Cependant, le principe sur lequel cet accord et ces bonnes relations reposent est celui de la transaction, qui, comme nous l’avons vu, implique la définition de la gestation pour autrui comme une vente d’enfant. En effet, sans cette dimension marchande, l’accord ne se serait pas fait et l’enfant ne serait pas né ou ce serait une maternité de substitution altruiste.

Il est frappant de constater que dans de nombreuses études questionnant des mères porteuses américaines sur leurs motivations, beaucoup d’entre elles n’ont pas cité la motivation monétaire comme primordiale (Ragoné, 1996, p.354) et percevaient leur geste comme un cadeau offert aux parents d’intention, même si la transaction est indéniable.

Les individus dépassent au niveau psychologique cette dimension monétaire contraire à l’éthique. En orientant la perception de la maternité de substitution vers un échange considéré comme un don et un contre don, il est possible de dépasser cette logique monétaire en basculant vers une logique relationnelle. Le critère essentiel à un tel basculement est le maintien du lien entre la mère porteuse et l’enfant. Si le lien est conservé, cela veut dire que les relations établies pendant la gestation pour autrui dépassent la commercialisation et ne se situent pas dans le

simple échange limité dans le temps. La place et l’importance de la mère porteuse sont reconnues ainsi que le fait qu’elle sera toujours la femme qui a donné la vie à l’enfant. La conservation de ce lien permet aussi d’éviter l’abandon de l’enfant. Si les individus posent ce regard sur la maternité de substitution et si la relation de filiation biologique perdure entre la mère et l’enfant, alors la maternité de substitution pourra être perçue de manière positive et constructive. Le dépassement de la dimension monétaire à travers le maintien de la relation est ce qui permettra de rendre cette pratique psychologiquement favorable pour l’enfant qui est né de maternité de substitution commerciale et de ne pas entraver sa construction identitaire.

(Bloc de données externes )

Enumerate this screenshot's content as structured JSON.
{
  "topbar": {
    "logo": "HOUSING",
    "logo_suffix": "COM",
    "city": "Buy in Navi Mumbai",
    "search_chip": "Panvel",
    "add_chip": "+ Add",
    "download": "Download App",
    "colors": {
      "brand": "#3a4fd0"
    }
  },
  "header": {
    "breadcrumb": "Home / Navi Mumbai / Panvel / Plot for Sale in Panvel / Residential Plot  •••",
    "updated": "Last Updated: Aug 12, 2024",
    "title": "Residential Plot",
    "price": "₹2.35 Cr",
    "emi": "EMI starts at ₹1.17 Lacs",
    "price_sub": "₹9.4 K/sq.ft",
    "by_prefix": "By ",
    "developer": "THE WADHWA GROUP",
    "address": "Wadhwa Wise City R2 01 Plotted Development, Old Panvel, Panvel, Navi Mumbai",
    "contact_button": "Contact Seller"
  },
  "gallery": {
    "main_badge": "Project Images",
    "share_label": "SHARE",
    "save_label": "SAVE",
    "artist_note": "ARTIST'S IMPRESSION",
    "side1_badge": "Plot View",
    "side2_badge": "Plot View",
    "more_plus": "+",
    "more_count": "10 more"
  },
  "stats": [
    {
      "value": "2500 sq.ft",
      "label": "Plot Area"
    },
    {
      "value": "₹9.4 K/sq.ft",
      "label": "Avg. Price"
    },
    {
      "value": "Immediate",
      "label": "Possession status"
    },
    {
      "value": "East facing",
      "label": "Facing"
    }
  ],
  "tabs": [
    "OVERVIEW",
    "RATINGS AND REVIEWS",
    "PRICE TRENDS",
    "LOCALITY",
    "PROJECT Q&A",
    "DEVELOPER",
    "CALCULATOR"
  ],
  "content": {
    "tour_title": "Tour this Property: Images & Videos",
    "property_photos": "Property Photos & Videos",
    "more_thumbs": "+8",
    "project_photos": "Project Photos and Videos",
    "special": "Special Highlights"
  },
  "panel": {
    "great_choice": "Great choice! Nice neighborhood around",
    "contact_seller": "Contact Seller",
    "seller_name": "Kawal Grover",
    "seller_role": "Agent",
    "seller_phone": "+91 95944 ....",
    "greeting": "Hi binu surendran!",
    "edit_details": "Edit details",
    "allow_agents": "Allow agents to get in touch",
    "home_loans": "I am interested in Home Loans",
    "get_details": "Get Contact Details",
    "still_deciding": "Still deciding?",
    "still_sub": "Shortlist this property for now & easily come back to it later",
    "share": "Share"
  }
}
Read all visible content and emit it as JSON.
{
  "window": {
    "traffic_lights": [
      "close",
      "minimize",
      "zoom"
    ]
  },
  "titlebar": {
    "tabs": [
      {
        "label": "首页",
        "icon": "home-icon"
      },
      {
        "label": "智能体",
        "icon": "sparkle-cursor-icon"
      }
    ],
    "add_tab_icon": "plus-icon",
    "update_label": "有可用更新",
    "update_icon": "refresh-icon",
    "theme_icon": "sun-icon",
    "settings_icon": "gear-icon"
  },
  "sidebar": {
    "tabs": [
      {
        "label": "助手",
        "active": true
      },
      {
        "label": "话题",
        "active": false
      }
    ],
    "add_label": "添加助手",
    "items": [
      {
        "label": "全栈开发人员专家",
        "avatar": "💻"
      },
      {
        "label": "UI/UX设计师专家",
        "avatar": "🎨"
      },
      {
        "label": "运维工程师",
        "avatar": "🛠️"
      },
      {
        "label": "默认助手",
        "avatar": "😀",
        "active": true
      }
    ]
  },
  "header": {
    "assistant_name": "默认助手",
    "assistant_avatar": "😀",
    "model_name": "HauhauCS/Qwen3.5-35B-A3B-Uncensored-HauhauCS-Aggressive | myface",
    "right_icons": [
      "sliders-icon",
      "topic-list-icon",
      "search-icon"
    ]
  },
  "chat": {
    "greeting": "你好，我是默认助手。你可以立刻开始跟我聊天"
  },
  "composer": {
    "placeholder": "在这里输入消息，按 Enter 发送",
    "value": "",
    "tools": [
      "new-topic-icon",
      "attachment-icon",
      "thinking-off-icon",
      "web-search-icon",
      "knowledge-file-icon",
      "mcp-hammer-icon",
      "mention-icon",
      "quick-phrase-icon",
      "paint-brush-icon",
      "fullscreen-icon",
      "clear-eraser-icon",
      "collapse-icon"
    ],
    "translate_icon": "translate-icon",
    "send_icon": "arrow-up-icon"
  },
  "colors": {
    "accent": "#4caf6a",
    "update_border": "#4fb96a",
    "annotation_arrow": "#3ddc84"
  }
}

Pour que cette conception du don et du contre don fasse sens, il faut alors que tous les protagonistes soient dans cette logique, y compris les sociétés intermédiaires qui doivent se positionner dans une logique d’accompagnement des parents d’intention et de la mère porteuse et non dans une logique marchande où le but est de faire du profit. Pour ce faire, il est nécessaire que la gestation pour autrui du don et du contre don soit fermement encadrée de la part de l’Etat et qu’il y ait un réel suivi des pratiques afin de ne pas retomber dans la gestation pour autrui commerciale où l’enfant est considéré comme un objet de transaction.

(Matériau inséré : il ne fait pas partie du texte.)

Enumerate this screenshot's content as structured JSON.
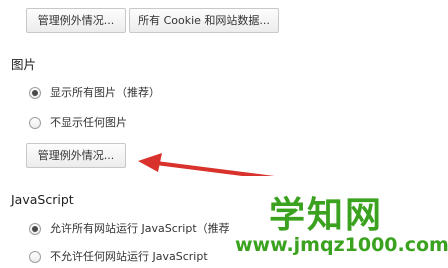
{
  "top_buttons": {
    "manage_exceptions": "管理例外情况...",
    "all_cookies": "所有 Cookie 和网站数据..."
  },
  "images_section": {
    "title": "图片",
    "options": [
      {
        "label": "显示所有图片（推荐）",
        "checked": true
      },
      {
        "label": "不显示任何图片",
        "checked": false
      }
    ],
    "manage_exceptions": "管理例外情况..."
  },
  "javascript_section": {
    "title": "JavaScript",
    "options": [
      {
        "label": "允许所有网站运行 JavaScript（推荐",
        "checked": true
      },
      {
        "label": "不允许任何网站运行 JavaScript",
        "checked": false
      }
    ]
  },
  "watermark": {
    "title": "学知网",
    "url": "www.jmqz1000.com"
  },
  "colors": {
    "arrow": "#d9312b",
    "watermark": "#3aa21f"
  },
  "icons": [
    "annotation-arrow-icon"
  ]
}
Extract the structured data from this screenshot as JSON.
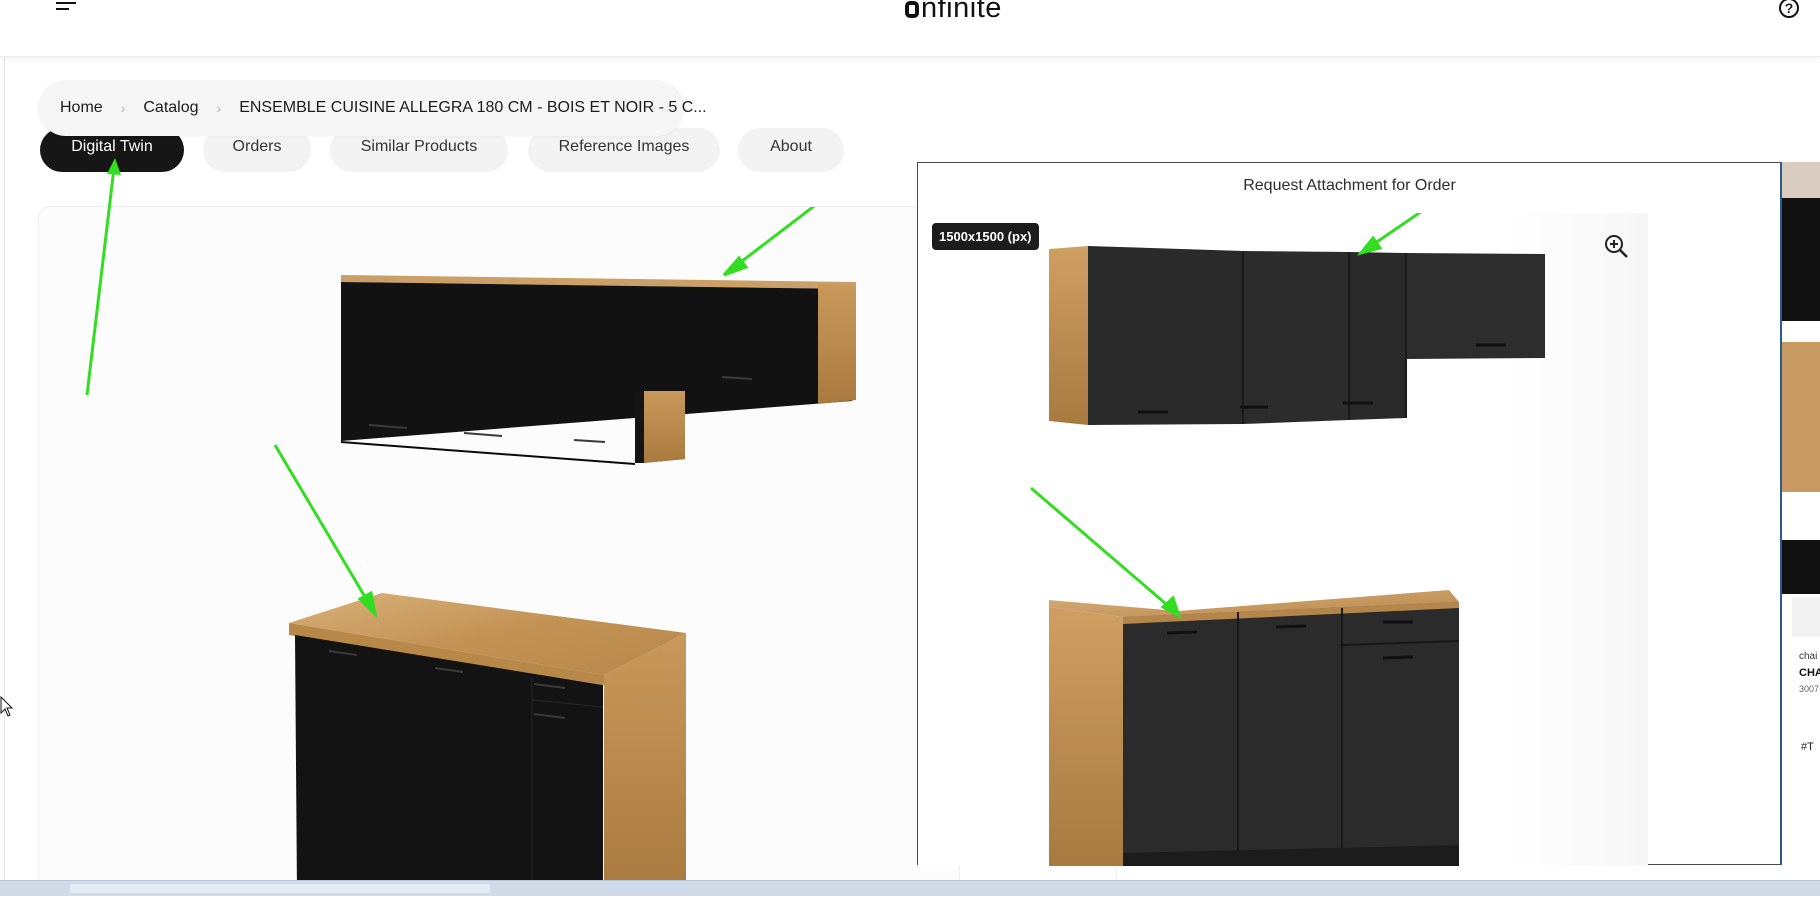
{
  "header": {
    "logo_text": "nfinite",
    "menu_icon": "hamburger-menu-icon",
    "help_icon": "help-circle-icon",
    "help_glyph": "?"
  },
  "breadcrumb": {
    "home": "Home",
    "catalog": "Catalog",
    "product": "ENSEMBLE CUISINE ALLEGRA 180 CM - BOIS ET NOIR - 5 C..."
  },
  "tabs": [
    {
      "label": "Digital Twin",
      "active": true
    },
    {
      "label": "Orders",
      "active": false
    },
    {
      "label": "Similar Products",
      "active": false
    },
    {
      "label": "Reference Images",
      "active": false
    },
    {
      "label": "About",
      "active": false
    }
  ],
  "modal": {
    "title": "Request Attachment for Order",
    "size_badge": "1500x1500 (px)",
    "zoom_icon": "zoom-in-icon"
  },
  "right_panel": {
    "text1": "chai",
    "text2": "CHA",
    "text3": "3007",
    "tag": "#T"
  },
  "colors": {
    "annotation_arrow": "#33dd22",
    "cabinet_black": "#141414",
    "cabinet_dark": "#2b2b2b",
    "wood": "#caa066",
    "active_tab": "#161616",
    "accent_border": "#2c5b87"
  }
}
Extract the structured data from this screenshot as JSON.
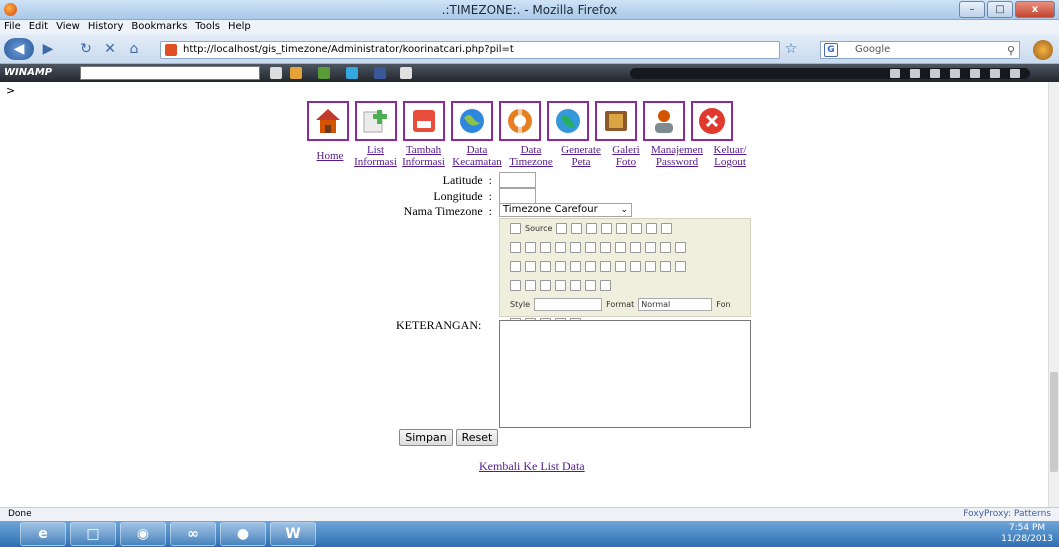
{
  "window": {
    "title": ".:TIMEZONE:. - Mozilla Firefox",
    "controls": [
      "–",
      "□",
      "x"
    ]
  },
  "menu": [
    "File",
    "Edit",
    "View",
    "History",
    "Bookmarks",
    "Tools",
    "Help"
  ],
  "nav": {
    "url": "http://localhost/gis_timezone/Administrator/koorinatcari.php?pil=t",
    "search_placeholder": "Google"
  },
  "winamp": {
    "logo": "WINAMP"
  },
  "page": {
    "breadcrumb": ">",
    "icons": [
      {
        "name": "home-icon",
        "color": "#c0392b"
      },
      {
        "name": "list-info-icon",
        "color": "#4caf50"
      },
      {
        "name": "new-info-icon",
        "color": "#e74c3c"
      },
      {
        "name": "globe-icon",
        "color": "#2e86de"
      },
      {
        "name": "lifebuoy-icon",
        "color": "#e67e22"
      },
      {
        "name": "globe-map-icon",
        "color": "#27ae60"
      },
      {
        "name": "photo-gallery-icon",
        "color": "#8e5a2b"
      },
      {
        "name": "user-manage-icon",
        "color": "#d35400"
      },
      {
        "name": "logout-icon",
        "color": "#e03a2e"
      }
    ],
    "links": [
      {
        "line1": "Home",
        "line2": ""
      },
      {
        "line1": "List",
        "line2": "Informasi"
      },
      {
        "line1": "Tambah",
        "line2": "Informasi"
      },
      {
        "line1": "Data",
        "line2": "Kecamatan"
      },
      {
        "line1": "Data",
        "line2": "Timezone"
      },
      {
        "line1": "Generate",
        "line2": "Peta"
      },
      {
        "line1": "Galeri",
        "line2": "Foto"
      },
      {
        "line1": "Manajemen",
        "line2": "Password"
      },
      {
        "line1": "Keluar/",
        "line2": "Logout"
      }
    ],
    "form": {
      "latitude_label": "Latitude",
      "longitude_label": "Longitude",
      "timezone_label": "Nama Timezone",
      "colon": ":",
      "latitude_value": "",
      "longitude_value": "",
      "timezone_selected": "Timezone Carefour",
      "keterangan_label": "KETERANGAN:",
      "editor": {
        "source_label": "Source",
        "style_label": "Style",
        "format_label": "Format",
        "format_value": "Normal",
        "font_label": "Fon"
      },
      "save_button": "Simpan",
      "reset_button": "Reset"
    },
    "back_link": "Kembali Ke List Data"
  },
  "status": {
    "left": "Done",
    "right": "FoxyProxy: Patterns"
  },
  "clock": {
    "time": "7:54 PM",
    "date": "11/28/2013"
  }
}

Cette situation se trouve donc dans une zone grise puisqu’elle se situe à la croisée de deux points de vue différents. En restant dans l’optique du droit de l’enfant à la préservation de son identité, elle peut être considérée comme favorable du point de vue psychologique mais inacceptable du point de vue éthique, la transaction commerciale ne respectant pas la dignité de l’enfant. La dimension financière est contrebalancée par des considérations psychologiques positives et constructives. Elle n’est pas annulée mais elle est resituée dans un contexte plus large. Cette zone grise appelle donc à un débat épineux puisqu’elle oppose le principe contraire à l’éthique qui est le fait d’échanger une somme d’argent pour un enfant, au fait que sans cette rémunération, nombre de mères porteuses ne se seraient pas engagées dans ce projet. Même dans des circonstances favorables pour son développement, l’enfant ne serait jamais venu au monde. C’est donc à la société de se positionner et de légiférer selon la conception choisie.